One of the things I do at Legacy.com is focus on the user experience. Every month, millions of people navigate the site—searching, browsing, leaving messages, getting directions, sending flowers. Helping people find what they are looking for, and maybe pointing them to something they didn’t know they were looking for, are the most important goals.
A few months ago, I realized that a lot of what I was doing in my new position at Legacy.com had a connection with a course I took in college. The course was on Human Factors—how what we know about human cognition can guide us to create better designs for products or systems. Since then, applying this knowledge to website design has become a popular area of study.
The course’s subject matter was fascinating, but it was the enthusiastic professor who made it resonate.Looking at good designs and bad designs, he connected the theory to real-world examples, and I’ve never stopped noticing those patterns since.
I decided it was my turn to make a connection: I would let him know where I was and how I was in a unique position to be able to apply all of these good-design principles. And I knew he’d laugh when I told him it only took me fifteen years. We kept in touch after graduation, but I hadn’t spoken to him since I moved to Chicago from Boston in late 2003.
So I searched for him on the web. But instead of finding his email address or his office phone number, I came across his obituary.

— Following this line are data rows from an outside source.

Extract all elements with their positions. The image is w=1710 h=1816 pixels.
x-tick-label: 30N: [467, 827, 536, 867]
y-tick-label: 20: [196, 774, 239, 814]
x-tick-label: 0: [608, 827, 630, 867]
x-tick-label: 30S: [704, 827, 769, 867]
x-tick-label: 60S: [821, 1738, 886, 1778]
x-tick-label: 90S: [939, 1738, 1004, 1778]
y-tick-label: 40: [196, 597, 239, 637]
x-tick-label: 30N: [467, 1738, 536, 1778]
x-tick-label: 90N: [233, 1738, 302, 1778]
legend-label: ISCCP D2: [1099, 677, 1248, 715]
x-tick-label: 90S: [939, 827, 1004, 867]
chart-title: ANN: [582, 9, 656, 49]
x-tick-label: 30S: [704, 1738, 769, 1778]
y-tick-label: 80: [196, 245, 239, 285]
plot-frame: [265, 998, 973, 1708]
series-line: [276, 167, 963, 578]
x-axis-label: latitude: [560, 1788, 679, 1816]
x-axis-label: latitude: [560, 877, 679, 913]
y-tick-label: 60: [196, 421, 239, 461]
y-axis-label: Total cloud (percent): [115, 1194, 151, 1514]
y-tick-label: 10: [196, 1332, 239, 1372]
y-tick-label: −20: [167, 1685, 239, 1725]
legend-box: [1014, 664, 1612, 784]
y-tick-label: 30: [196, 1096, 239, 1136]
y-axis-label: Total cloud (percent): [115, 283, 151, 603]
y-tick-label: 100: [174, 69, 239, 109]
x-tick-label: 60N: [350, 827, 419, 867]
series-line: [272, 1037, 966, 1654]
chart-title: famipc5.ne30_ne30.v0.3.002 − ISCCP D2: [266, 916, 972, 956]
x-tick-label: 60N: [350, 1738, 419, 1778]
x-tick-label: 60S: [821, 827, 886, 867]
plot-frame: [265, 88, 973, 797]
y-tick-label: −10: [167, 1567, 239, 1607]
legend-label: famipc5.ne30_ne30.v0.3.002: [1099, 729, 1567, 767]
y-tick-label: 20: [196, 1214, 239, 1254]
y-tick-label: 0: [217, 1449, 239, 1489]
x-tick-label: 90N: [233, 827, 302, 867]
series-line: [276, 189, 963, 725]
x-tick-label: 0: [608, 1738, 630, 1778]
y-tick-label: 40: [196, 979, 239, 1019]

He had died two months before I left for Chicago, after a four-year battle with lymphoma and leukemia. He was only 51.
I regret not having the opportunity to reconnect. But I’m grateful that I could learn more about his life—and he had a great story. Some parts I knew (he was a University of Florida alum, like many of my family members), and some I didn’t (he had worked since the 1980s on research into childhood developmental disabilities).
Thousands of personal stories like this come across the website every day, and I hope that our users continue to read, be inspired and tell others. And once in a while, I am a user, learning about a life well-lived and sharing that story.